The Transportation Security Administration is studying its policy on hair pat-downs after receiving complaints that African-American women are being targeted at airports.
The TSA launched an investigation after being contacted by the American Civil Liberties Union (ACLU), and now the agency has reached an informal agreement with the advocacy group "to enhance officer training" on the pat-downs, according to The Hill
"Racial profiling is not tolerated by TSA," the agency said in a statement. "Not only is racial profiling prohibited under DHS (Department of Homeland Security) and agency policy, but it is also an ineffective security tactic."
The ACLU office in northern California had filed a complaint on behalf of Malaika Singleton, who claimed she was improperly singled out for searches in 2013 at airports in Los Angeles and Minneapolis.

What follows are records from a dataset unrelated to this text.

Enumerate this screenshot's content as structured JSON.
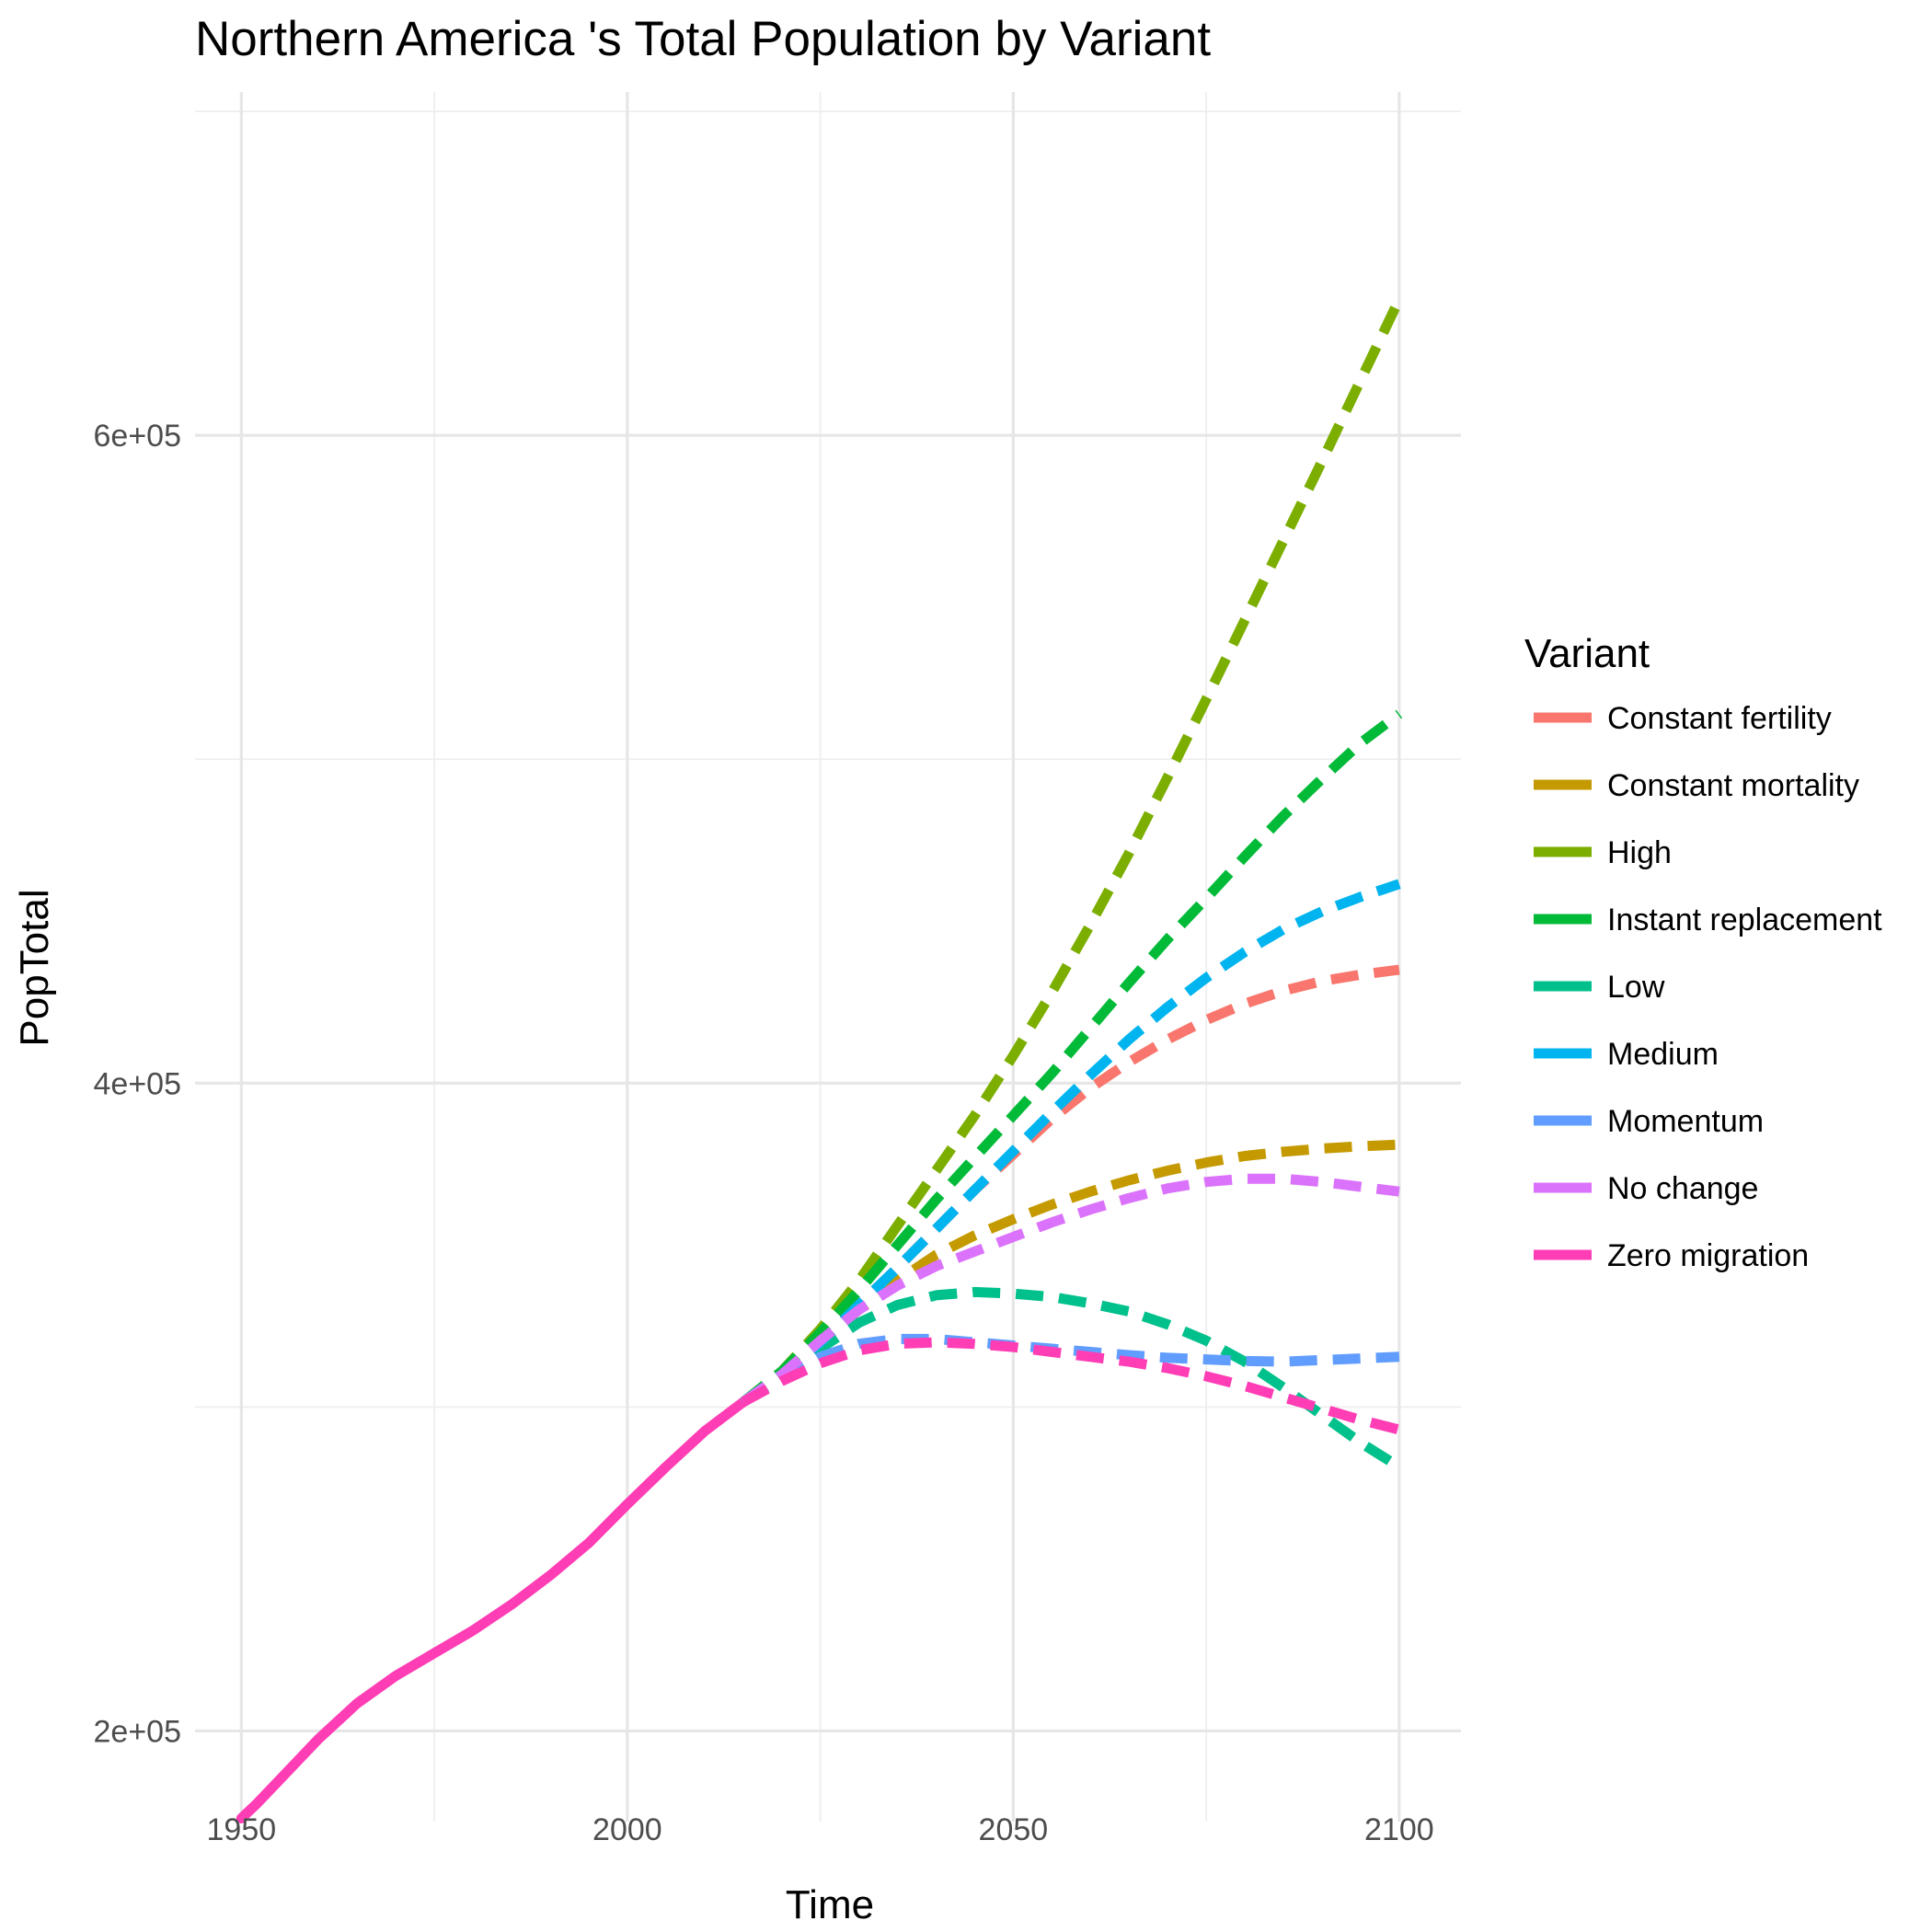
{
  "chart_data": {
    "type": "line",
    "title": "Northern America 's Total Population by Variant",
    "xlabel": "Time",
    "ylabel": "PopTotal",
    "xlim": [
      1944,
      2108
    ],
    "ylim": [
      172000,
      706000
    ],
    "x_ticks": [
      1950,
      2000,
      2050,
      2100
    ],
    "x_tick_labels": [
      "1950",
      "2000",
      "2050",
      "2100"
    ],
    "x_minor_ticks": [
      1975,
      2025,
      2075
    ],
    "y_ticks": [
      200000,
      400000,
      600000
    ],
    "y_tick_labels": [
      "2e+05",
      "4e+05",
      "6e+05"
    ],
    "y_minor_ticks": [
      300000,
      500000,
      700000
    ],
    "grid": true,
    "legend": {
      "title": "Variant",
      "position": "right",
      "entries": [
        "Constant fertility",
        "Constant mortality",
        "High",
        "Instant replacement",
        "Low",
        "Medium",
        "Momentum",
        "No change",
        "Zero migration"
      ]
    },
    "series": [
      {
        "name": "Zero migration",
        "style": "solid",
        "color": "#FF3DB5",
        "x": [
          1950,
          1952,
          1955,
          1960,
          1965,
          1970,
          1975,
          1980,
          1985,
          1990,
          1995,
          2000,
          2005,
          2010,
          2015
        ],
        "y": [
          173000,
          177500,
          185000,
          197500,
          208500,
          217000,
          224000,
          231000,
          239000,
          248000,
          258000,
          270000,
          281500,
          292500,
          301500
        ]
      },
      {
        "name": "Constant fertility",
        "style": "dashed",
        "color": "#F8766D",
        "x": [
          2015,
          2020,
          2025,
          2030,
          2035,
          2040,
          2045,
          2050,
          2055,
          2060,
          2065,
          2070,
          2075,
          2080,
          2085,
          2090,
          2095,
          2100
        ],
        "y": [
          301500,
          310000,
          320000,
          331500,
          343000,
          355000,
          367000,
          378000,
          389000,
          398500,
          406500,
          413500,
          419500,
          424500,
          428500,
          431500,
          433500,
          435000
        ]
      },
      {
        "name": "Constant mortality",
        "style": "dashed",
        "color": "#C49A00",
        "x": [
          2015,
          2020,
          2025,
          2030,
          2035,
          2040,
          2045,
          2050,
          2055,
          2060,
          2065,
          2070,
          2075,
          2080,
          2085,
          2090,
          2095,
          2100
        ],
        "y": [
          301500,
          310000,
          320000,
          330000,
          339000,
          347000,
          353000,
          358000,
          362500,
          366500,
          370000,
          373000,
          375500,
          377500,
          378800,
          379800,
          380500,
          381000
        ]
      },
      {
        "name": "High",
        "style": "dashed",
        "color": "#7CAE00",
        "x": [
          2015,
          2020,
          2025,
          2030,
          2035,
          2040,
          2045,
          2050,
          2055,
          2060,
          2065,
          2070,
          2075,
          2080,
          2085,
          2090,
          2095,
          2100
        ],
        "y": [
          301500,
          311000,
          324000,
          339000,
          356000,
          373000,
          390000,
          408500,
          428000,
          449000,
          471000,
          494500,
          518500,
          543000,
          567500,
          592000,
          617000,
          642000
        ]
      },
      {
        "name": "Instant replacement",
        "style": "dashed",
        "color": "#00BA38",
        "x": [
          2015,
          2020,
          2025,
          2030,
          2035,
          2040,
          2045,
          2050,
          2055,
          2060,
          2065,
          2070,
          2075,
          2080,
          2085,
          2090,
          2095,
          2100
        ],
        "y": [
          301500,
          311000,
          323000,
          336000,
          350000,
          364000,
          377000,
          390000,
          403000,
          417000,
          431000,
          444500,
          457000,
          470000,
          482500,
          494000,
          505000,
          514000
        ]
      },
      {
        "name": "Low",
        "style": "dashed",
        "color": "#00C08B",
        "x": [
          2015,
          2020,
          2025,
          2030,
          2035,
          2040,
          2045,
          2050,
          2055,
          2060,
          2065,
          2070,
          2075,
          2080,
          2085,
          2090,
          2095,
          2100
        ],
        "y": [
          301500,
          309000,
          318000,
          326000,
          331500,
          334500,
          335500,
          335000,
          334000,
          332000,
          329500,
          325500,
          320500,
          314000,
          306000,
          297500,
          289000,
          281500
        ]
      },
      {
        "name": "Medium",
        "style": "dashed",
        "color": "#00B4EF",
        "x": [
          2015,
          2020,
          2025,
          2030,
          2035,
          2040,
          2045,
          2050,
          2055,
          2060,
          2065,
          2070,
          2075,
          2080,
          2085,
          2090,
          2095,
          2100
        ],
        "y": [
          301500,
          310000,
          320000,
          331500,
          343000,
          355000,
          367000,
          379000,
          391000,
          402500,
          413500,
          423500,
          432500,
          440500,
          447500,
          453000,
          457500,
          461500
        ]
      },
      {
        "name": "Momentum",
        "style": "dashed",
        "color": "#619CFF",
        "x": [
          2015,
          2020,
          2025,
          2030,
          2035,
          2040,
          2045,
          2050,
          2055,
          2060,
          2065,
          2070,
          2075,
          2080,
          2085,
          2090,
          2095,
          2100
        ],
        "y": [
          301500,
          309000,
          315500,
          319500,
          321000,
          321000,
          320000,
          319000,
          318000,
          317000,
          316000,
          315200,
          314700,
          314200,
          314000,
          314500,
          315000,
          315500
        ]
      },
      {
        "name": "No change",
        "style": "dashed",
        "color": "#DB72FB",
        "x": [
          2015,
          2020,
          2025,
          2030,
          2035,
          2040,
          2045,
          2050,
          2055,
          2060,
          2065,
          2070,
          2075,
          2080,
          2085,
          2090,
          2095,
          2100
        ],
        "y": [
          301500,
          310000,
          320500,
          330000,
          337500,
          343500,
          348000,
          352500,
          357000,
          361000,
          364500,
          367500,
          369500,
          370500,
          370500,
          369500,
          368000,
          366500
        ]
      },
      {
        "name": "Zero migration",
        "style": "dashed",
        "color": "#FF3DB5",
        "x": [
          2015,
          2020,
          2025,
          2030,
          2035,
          2040,
          2045,
          2050,
          2055,
          2060,
          2065,
          2070,
          2075,
          2080,
          2085,
          2090,
          2095,
          2100,
          2101
        ],
        "y": [
          301500,
          308000,
          313500,
          317500,
          319500,
          320000,
          319500,
          318500,
          317000,
          315500,
          314000,
          312000,
          309500,
          306500,
          303000,
          299500,
          296000,
          293000,
          291500
        ]
      }
    ]
  }
}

The civil rights organization alleged that Singleton, a California resident, was targeted for extra airport screening by TSA officials because of her hairstyle, The Hill reported.
"The humiliating experience of countless black women who are routinely targeted for hair pat-downs because their hair is 'different' is not only wrong, but also a great misuse of TSA agents' time and resources," said Novella Coleman, an ACLU attorney in California.

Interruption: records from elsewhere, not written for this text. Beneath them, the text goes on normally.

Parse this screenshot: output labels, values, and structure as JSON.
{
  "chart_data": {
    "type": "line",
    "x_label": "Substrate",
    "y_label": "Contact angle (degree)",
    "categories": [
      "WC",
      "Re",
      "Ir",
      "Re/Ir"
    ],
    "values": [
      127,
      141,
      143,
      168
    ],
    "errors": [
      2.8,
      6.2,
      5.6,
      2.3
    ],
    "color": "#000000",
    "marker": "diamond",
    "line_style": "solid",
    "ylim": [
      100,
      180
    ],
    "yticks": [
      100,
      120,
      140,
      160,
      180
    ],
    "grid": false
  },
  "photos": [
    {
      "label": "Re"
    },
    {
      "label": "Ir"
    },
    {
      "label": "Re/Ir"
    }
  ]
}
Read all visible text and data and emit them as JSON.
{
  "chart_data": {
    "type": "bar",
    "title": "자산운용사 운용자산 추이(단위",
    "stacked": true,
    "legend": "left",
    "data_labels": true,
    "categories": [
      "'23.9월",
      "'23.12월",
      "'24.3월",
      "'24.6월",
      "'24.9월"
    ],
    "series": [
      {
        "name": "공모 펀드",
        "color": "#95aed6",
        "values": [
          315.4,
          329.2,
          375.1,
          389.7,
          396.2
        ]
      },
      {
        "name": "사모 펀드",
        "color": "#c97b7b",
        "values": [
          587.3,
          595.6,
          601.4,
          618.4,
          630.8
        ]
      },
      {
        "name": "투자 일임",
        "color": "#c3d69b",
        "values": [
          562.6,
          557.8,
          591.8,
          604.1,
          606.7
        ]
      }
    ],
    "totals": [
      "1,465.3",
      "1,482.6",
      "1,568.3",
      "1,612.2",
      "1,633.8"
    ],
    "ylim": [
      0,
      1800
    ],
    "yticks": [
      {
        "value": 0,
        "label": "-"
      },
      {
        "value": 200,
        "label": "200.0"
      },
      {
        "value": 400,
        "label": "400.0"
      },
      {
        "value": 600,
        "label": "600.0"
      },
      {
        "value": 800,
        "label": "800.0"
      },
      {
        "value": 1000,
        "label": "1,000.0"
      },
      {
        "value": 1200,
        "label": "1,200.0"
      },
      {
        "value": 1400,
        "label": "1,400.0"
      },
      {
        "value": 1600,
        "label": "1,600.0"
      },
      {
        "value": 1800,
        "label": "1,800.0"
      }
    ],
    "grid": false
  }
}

TSA officials usually conduct pat-downs, including possibly the probing of a woman's hair, when airport screeners identify "anomalies" on X-ray scanners. But the ACLU said that rule left open the potential for racial profiling against African-American women, The Hill noted.
"When TSA agents are faced with ambiguous evidence or forced to apply subjective rules, it is more likely that they will unconsciously interpret the circumstances in a way that is consistent with racial stereotypes," the civil liberties group said.
"Both the United States and California Constitutions prohibit unreasonable searches and selective enforcement of the law based on race. And although the law has carved out exceptions for airport screening, a search must still be tailored to detect threats to security.
"That legal requirement cannot be satisfied when there is no clear policy for detecting threats to security. In this case, TSA agents were unable to provide a uniform reason to justify these searches when asked to articulate such a policy."